AudioSourceRE and Audionamix’s Xtrax Stems are among the first consumer-facing software options for automated demixing. Feed a song into Xtrax, for example, and the software spits out tracks for vocals, bass, drums, and “other,” that last term doing heavy lifting for the range of sounds heard in most music. Eventually, perhaps, a one-size-fits-all application will truly and instantly demix a recording in full; until then, it’s one track at a time, and it’s turning into an art form of its own.
What the Ear Can Hear
At Abbey Road, James Clarke began to chip away at his demixing project in earnest around 2010. In his research, he came across a paper written in the ’70s on a technique used to break video signals into component images, such as faces and backgrounds. The paper reminded him of his time as a master’s student in physics, working with spectrograms that show the changing frequencies of a signal over time.
Spectrograms could visualize signals, but the technique described in the paper—called non-negative matrix factorization—was a way of processing the information. If this new technique worked for video signals, it could work for audio signals too, Clarke thought. “I started looking at how instruments made up a spectrogram,” he says. “I could start to recognize, ‘That’s what a drum looks like, that looks like a vocal, that looks like a bass guitar.’” About a year later, he produced a piece of software that could do a convincing job of breaking apart audio by its frequencies. His first big breakthrough can be heard on the 2016 remaster of the Beatles’ Live at the Hollywood Bowl, the band’s sole official live album. The original LP, released in 1977, is hard to listen to because of the high-pitched shrieks of the crowd.
After unsuccessfully trying to reduce the noise of the crowd, Clarke finally had a “serendipity moment.” Rather than treating the howling fans as noise in the signal that needed to be scrubbed out, he decided to model the fans as another instrument in the mix. By identifying the crowd as its own individual voice, Clarke was able to tame the Beatlemaniacs, isolating them and moving them to the background. That, then, moved the four musicians to the sonic foreground.
Clarke became a go-to industry expert on upmixing. He helped rescue the 38-CD Grammy-nominated Woodstock–Back to the Garden: The Definitive 50th Anniversary Archive, which aimed to assemble every single performance from the 1969 mega-festival. (Disclosure: I contributed liner notes to the set.) At one point during some of the festival’s heaviest rain, sitar virtuoso Ravi Shankar took to the stage.
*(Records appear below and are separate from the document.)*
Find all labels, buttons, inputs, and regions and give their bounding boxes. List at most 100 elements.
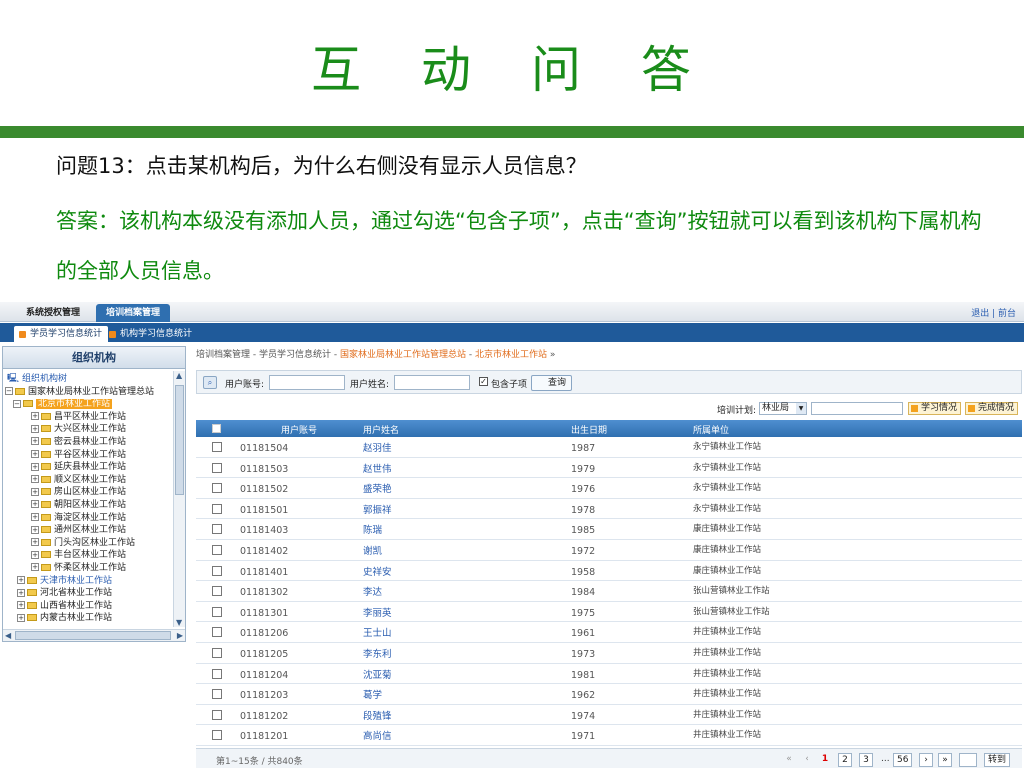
expand-icon[interactable]: + (17, 601, 25, 610)
tree-node[interactable]: + 延庆县林业工作站 (3, 461, 173, 474)
row-checkbox[interactable] (212, 627, 222, 638)
row-checkbox[interactable] (212, 586, 222, 597)
tab-student-stats[interactable]: 学员学习信息统计 (14, 326, 109, 342)
expand-icon[interactable]: + (31, 412, 39, 421)
scroll-thumb[interactable] (175, 385, 184, 495)
goto-button[interactable]: 转到 (984, 753, 1011, 767)
page-2[interactable]: 2 (838, 753, 852, 767)
tree-hscrollbar[interactable]: ◀ ▶ (3, 629, 185, 641)
plan-extra-field[interactable] (811, 402, 903, 415)
page-last[interactable]: 56 (893, 753, 913, 767)
tab-system-auth[interactable]: 系统授权管理 (16, 304, 90, 322)
breadcrumb-org[interactable]: 国家林业局林业工作站管理总站 (340, 350, 466, 360)
tree-node[interactable]: + 顺义区林业工作站 (3, 474, 173, 487)
cell-name[interactable]: 陈瑞 (363, 522, 382, 536)
cell-name[interactable]: 李丽英 (363, 605, 392, 619)
account-input[interactable] (269, 375, 345, 390)
scroll-right-icon[interactable]: ▶ (177, 631, 183, 640)
cell-name[interactable]: 李东利 (363, 646, 392, 660)
col-birth[interactable]: 出生日期 (571, 423, 607, 436)
expand-icon[interactable]: + (17, 576, 25, 584)
chevron-down-icon[interactable]: ▼ (796, 403, 806, 414)
name-input[interactable] (394, 375, 470, 390)
tree-node[interactable]: + 怀柔区林业工作站 (3, 562, 173, 575)
tree-node[interactable]: 🖳 组织机构树 (3, 373, 173, 386)
last-page-button[interactable]: » (938, 753, 952, 767)
first-page-button[interactable]: « (782, 753, 796, 767)
tree-node[interactable]: + 天津市林业工作站 (3, 575, 173, 588)
cell-name[interactable]: 葛学 (363, 687, 382, 701)
expand-icon[interactable]: + (31, 475, 39, 484)
cell-name[interactable]: 沈亚菊 (363, 667, 392, 681)
tree-node[interactable]: + 内蒙古林业工作站 (3, 612, 173, 625)
prev-page-button[interactable]: ‹ (800, 753, 814, 767)
tree-node[interactable]: + 房山区林业工作站 (3, 486, 173, 499)
cell-name[interactable]: 赵世伟 (363, 461, 392, 475)
select-all-checkbox[interactable] (212, 424, 221, 433)
row-checkbox[interactable] (212, 565, 222, 576)
cell-name[interactable]: 郭振祥 (363, 502, 392, 516)
table-row[interactable]: 01181403 陈瑞 1985 康庄镇林业工作站 (196, 519, 1022, 540)
page-3[interactable]: 3 (859, 753, 873, 767)
scroll-down-icon[interactable]: ▼ (176, 618, 182, 627)
tree-node[interactable]: − 国家林业局林业工作站管理总站 (3, 386, 173, 399)
cell-name[interactable]: 谢凯 (363, 543, 382, 557)
collapse-icon[interactable]: − (13, 399, 21, 408)
expand-icon[interactable]: + (31, 513, 39, 522)
tree-node[interactable]: + 密云县林业工作站 (3, 436, 173, 449)
row-checkbox[interactable] (212, 524, 222, 535)
row-checkbox[interactable] (212, 730, 222, 741)
tree-node[interactable]: + 昌平区林业工作站 (3, 411, 173, 424)
tab-org-stats[interactable]: 机构学习信息统计 (104, 326, 198, 342)
cell-name[interactable]: 盛荣艳 (363, 481, 392, 495)
tree-node[interactable]: + 门头沟区林业工作站 (3, 537, 173, 550)
expand-icon[interactable]: + (17, 588, 25, 597)
query-button[interactable]: 查询 (531, 375, 573, 391)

The biggest problem with the recording of the performance wasn’t the rain, however, but that Shankar’s then-producer absconded with the multitrack tapes. After listening to them back in the studio, Shankar deemed them unusable and released a faked-in-the-studio At the Woodstock Festival LP instead, with not a note from Woodstock itself. The original festival multitracks disappeared long ago, leaving future reissue producers nothing but a damaged-sounding mono recording off the concert soundboard.
Using only this monaural recording, Clarke was able to separate the sitar master’s instrument from the rain, the sonic crud, and the tabla player sitting a few feet away. The result was “both completely authentic and accurate,” with bits of ambiance still in the mix, says the box set’s coproducer, Andy Zax.
“The possibilities upmixing gives us to reclaim the unreclaimable are really exciting,” Zax says. Some might see the technique as akin to colorizing classic black-and-white movies. “There’s always that tension. You want to be reconstructive, and you don’t really want to impose your will on it. So that’s the challenge.”
Heading for the Deep End
Around the time Clarke finished working on the Beatles’ Hollywood Bowl project, he and other researchers were coming up against a wall. Their techniques could handle fairly simple patterns, but they couldn’t keep up with instruments with lots of vibrato—the subtle changes in pitch that characterize some instruments and the human voice. The engineers realized they needed a new approach. “That’s what led toward deep learning,” says Derry Fitzgerald, the founder and chief technology officer of AudioSourceRE, a music software company.